An upcoming report from several US government departments including the Treasury indicates that stablecoins will be regulated by the United States Securities and Exchange Commission (SEC).
The Wall Street watchdog gained the powers from a debate between regulators and lawmakers. The decision will move stablecoins into the regulatory remit of the SEC.
The report, expected to be published later this week, is believed to contain a significant power grab from the SEC. Regulatory control of stablecoins such as Tether is an important aspect of cryptocurrency regulation.
There has been a dramatic increase in stablecoin usage in 2021 alone. The total market capitalisation rose from $36.8bn in January to $115.4bn in August, an increase of more than $78bn.
According to those close to the negotiations, the SEC chief Gary Gensler himself sought to gain regulatory control. The report calls for regulation that would see bring stablecoins in line with bank deposits.

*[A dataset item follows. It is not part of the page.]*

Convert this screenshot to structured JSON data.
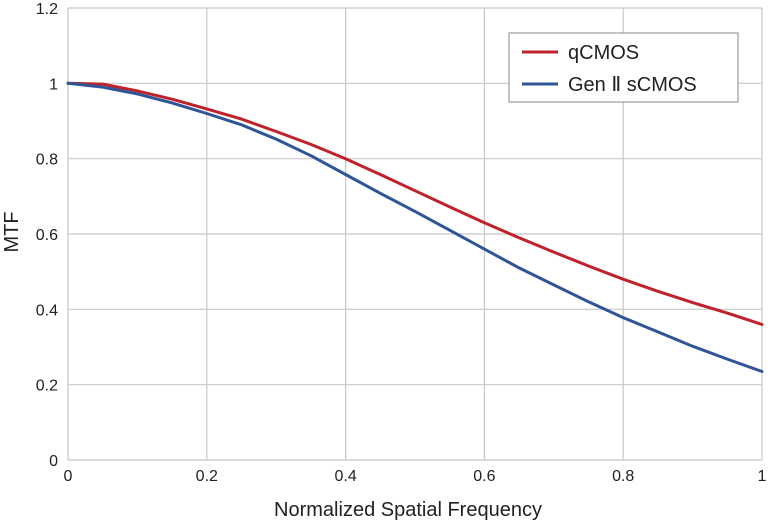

The government will take on a proactive role, regulating stablecoins before even ruling on major cryptocurrencies. This action from Gensler is peculiar given his stance had been to leave all crypto regulation off the SEC agenda this year.
This comes on the back of comments Gensler made to The Washington Post in which he said that “stablecoins are acting almost like poker chips at the casino right now”.
The concern over stablecoins has been around for some time. Back in July the Federal Reserve Chairman, Jerome Powell, said that the coins posed a threat to stability due to the unregulated nature of the market.
This proposed regulation would go some way to allay fears that regulators have. However, regulation will still take a long time to get through Congress, delaying these recommendations for some time still.